Final Presentation

Power Point

Paper Presentation

Rost, Burkard. "Neural networks for protein structure prediction: hype or hit?," 2003. http://cubic.bioc.columbia.edu/papers/2003_rev_nn/paper.pdf

Problem Overview

The protein folding problem - i.e. how to predict a protein's three-dimensional structure from its one-dimensional amino-acid sequence - is often described as the most significant problem remaining in structural molecular biology; to solve the protein folding problem is to break the second half of the genetic code. On a practical level, solving the protein folding problem is the key to rapid progress in the fields of protein engineering and 'rational' drug design. Moreover, as the number of protein sequences is growing much faster than our ability to solve their structures experimentally (e.g. using x-ray crystallography) - creating an ever-widening sequence-structure gap - the pressure to solve the protein folding problem is increasing.

The prediction of a protein's secondary structure - i.e. the formation of regular local structures such as alpha-helices and beta-strands within a single protein sequence - is an essential intermediate step on the way to predicting the full three-dimensional structure of a protein. If the secondary structure of a protein is known, it is possible to derive a comparatively small number of possible tertiary (three-dimensional) structures using knowledge about the ways that secondary structural elements pack.

-- Adrian Shepherd [1]

Introduction

It is apparent that solving the protein folding problem is of paramount concern to molecular biology. Solving this problem would allow for great strides across the board in all of the medical and biological fields of science. Proteins are formed by joining 20 different amino acids into a stretched chain. In water, the chain folds into a unique three-dimensional (3D) structure. In proteins, the sequence of amino acids determines the shape, and the shape determines the function. Thus knowing the structure of a protein is key to understanding and utilizing the protein. The computational effort required to study protein folding is enormous. Using crude workload estimates for a petaflop/second capacity machine leads to an estimate of three years to simulate 100 microseconds of protein folding.

Why Neural Nets?

Because of this, many researchers have been trying to find possible shortcuts into using computational methods to find the structure of proteins. One such option that has shown itself to be viable in the last 20 years has been the neural network. Neural network solutions do not require intensive amounts of computation, and they can be trained to provide extremely accurate (upwards of 70-80% accuracy) results.
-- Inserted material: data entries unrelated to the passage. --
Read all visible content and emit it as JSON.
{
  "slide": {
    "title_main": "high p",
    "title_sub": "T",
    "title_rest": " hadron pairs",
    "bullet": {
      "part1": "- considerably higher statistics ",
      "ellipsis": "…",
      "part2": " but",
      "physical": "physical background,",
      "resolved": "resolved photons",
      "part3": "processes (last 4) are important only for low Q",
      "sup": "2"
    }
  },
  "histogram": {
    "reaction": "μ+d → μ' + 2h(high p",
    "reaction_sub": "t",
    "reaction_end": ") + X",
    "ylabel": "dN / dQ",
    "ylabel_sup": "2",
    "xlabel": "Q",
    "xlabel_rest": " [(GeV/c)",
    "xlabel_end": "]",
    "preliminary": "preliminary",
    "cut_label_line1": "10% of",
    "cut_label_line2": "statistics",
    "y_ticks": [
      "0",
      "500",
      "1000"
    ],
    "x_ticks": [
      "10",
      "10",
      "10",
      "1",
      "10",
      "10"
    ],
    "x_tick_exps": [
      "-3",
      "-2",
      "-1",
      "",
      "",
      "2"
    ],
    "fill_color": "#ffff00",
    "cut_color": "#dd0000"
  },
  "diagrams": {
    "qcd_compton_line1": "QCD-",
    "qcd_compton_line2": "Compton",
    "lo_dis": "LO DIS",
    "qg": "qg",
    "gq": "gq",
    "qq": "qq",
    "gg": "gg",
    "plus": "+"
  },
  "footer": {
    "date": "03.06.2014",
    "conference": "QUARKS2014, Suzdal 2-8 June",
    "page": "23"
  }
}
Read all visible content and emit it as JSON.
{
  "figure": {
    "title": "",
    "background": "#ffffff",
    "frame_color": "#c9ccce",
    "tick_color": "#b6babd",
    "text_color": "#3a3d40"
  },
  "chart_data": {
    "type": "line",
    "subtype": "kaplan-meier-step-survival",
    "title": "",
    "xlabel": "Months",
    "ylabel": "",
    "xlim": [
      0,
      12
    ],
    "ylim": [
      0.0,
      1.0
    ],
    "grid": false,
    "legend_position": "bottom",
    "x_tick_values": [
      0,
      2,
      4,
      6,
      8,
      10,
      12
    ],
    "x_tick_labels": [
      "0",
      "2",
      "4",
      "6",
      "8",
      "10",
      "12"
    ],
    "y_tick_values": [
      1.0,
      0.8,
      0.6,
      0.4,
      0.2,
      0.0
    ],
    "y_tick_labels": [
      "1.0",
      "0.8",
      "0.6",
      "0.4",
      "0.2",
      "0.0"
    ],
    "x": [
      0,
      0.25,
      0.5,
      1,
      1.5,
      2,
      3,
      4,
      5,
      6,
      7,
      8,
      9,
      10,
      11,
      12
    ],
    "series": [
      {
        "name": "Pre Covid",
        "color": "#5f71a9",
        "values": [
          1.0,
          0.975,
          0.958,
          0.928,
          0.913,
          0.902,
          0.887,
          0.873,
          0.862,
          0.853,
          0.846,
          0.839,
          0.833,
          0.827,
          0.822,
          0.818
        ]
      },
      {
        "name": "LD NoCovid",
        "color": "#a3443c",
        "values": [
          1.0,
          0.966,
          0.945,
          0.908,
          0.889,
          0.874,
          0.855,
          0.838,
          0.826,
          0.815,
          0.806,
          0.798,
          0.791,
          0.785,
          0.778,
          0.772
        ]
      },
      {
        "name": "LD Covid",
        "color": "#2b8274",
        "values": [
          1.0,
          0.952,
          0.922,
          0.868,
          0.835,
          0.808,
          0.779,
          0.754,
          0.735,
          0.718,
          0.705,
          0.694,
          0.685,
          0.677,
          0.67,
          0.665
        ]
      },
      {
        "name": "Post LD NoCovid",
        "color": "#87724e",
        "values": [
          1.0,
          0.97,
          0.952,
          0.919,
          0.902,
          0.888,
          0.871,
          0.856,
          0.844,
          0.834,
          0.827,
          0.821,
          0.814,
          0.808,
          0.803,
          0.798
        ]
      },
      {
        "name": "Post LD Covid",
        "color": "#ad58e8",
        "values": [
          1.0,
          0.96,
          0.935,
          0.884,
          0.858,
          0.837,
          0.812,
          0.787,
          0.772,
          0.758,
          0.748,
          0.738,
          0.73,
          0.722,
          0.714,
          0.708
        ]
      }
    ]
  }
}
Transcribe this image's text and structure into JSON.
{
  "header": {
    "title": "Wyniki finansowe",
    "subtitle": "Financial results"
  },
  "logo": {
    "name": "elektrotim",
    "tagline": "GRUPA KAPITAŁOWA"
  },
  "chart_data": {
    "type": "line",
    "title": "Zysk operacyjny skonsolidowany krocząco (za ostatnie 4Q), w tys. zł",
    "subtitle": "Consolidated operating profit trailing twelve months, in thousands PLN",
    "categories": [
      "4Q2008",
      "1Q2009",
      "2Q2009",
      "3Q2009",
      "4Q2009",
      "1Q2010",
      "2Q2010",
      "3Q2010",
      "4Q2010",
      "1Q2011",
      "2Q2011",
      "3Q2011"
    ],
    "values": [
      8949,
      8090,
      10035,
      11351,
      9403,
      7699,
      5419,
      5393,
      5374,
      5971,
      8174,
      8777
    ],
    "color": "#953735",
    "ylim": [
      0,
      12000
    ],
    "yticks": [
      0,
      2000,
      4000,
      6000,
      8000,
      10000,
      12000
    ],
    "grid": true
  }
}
While the basic methods of using neural networks are all relatively the same, what differs between each method is how biological data can be encoded into the neural network, and how the neural network deals with this biological data.

Neural networks generalise by extracting the underlying physico-chemical principles from the training data. Obviously, this requires a correct training set. Søren Brunak has pioneered the idea to unravel errors in the training set by monitoring samples that could not be learned even when the networks were trained until over-fitting the data. This technique has not only been used successfully to identify errors, and inconsistencies in public data bases, but also to improve the network performance.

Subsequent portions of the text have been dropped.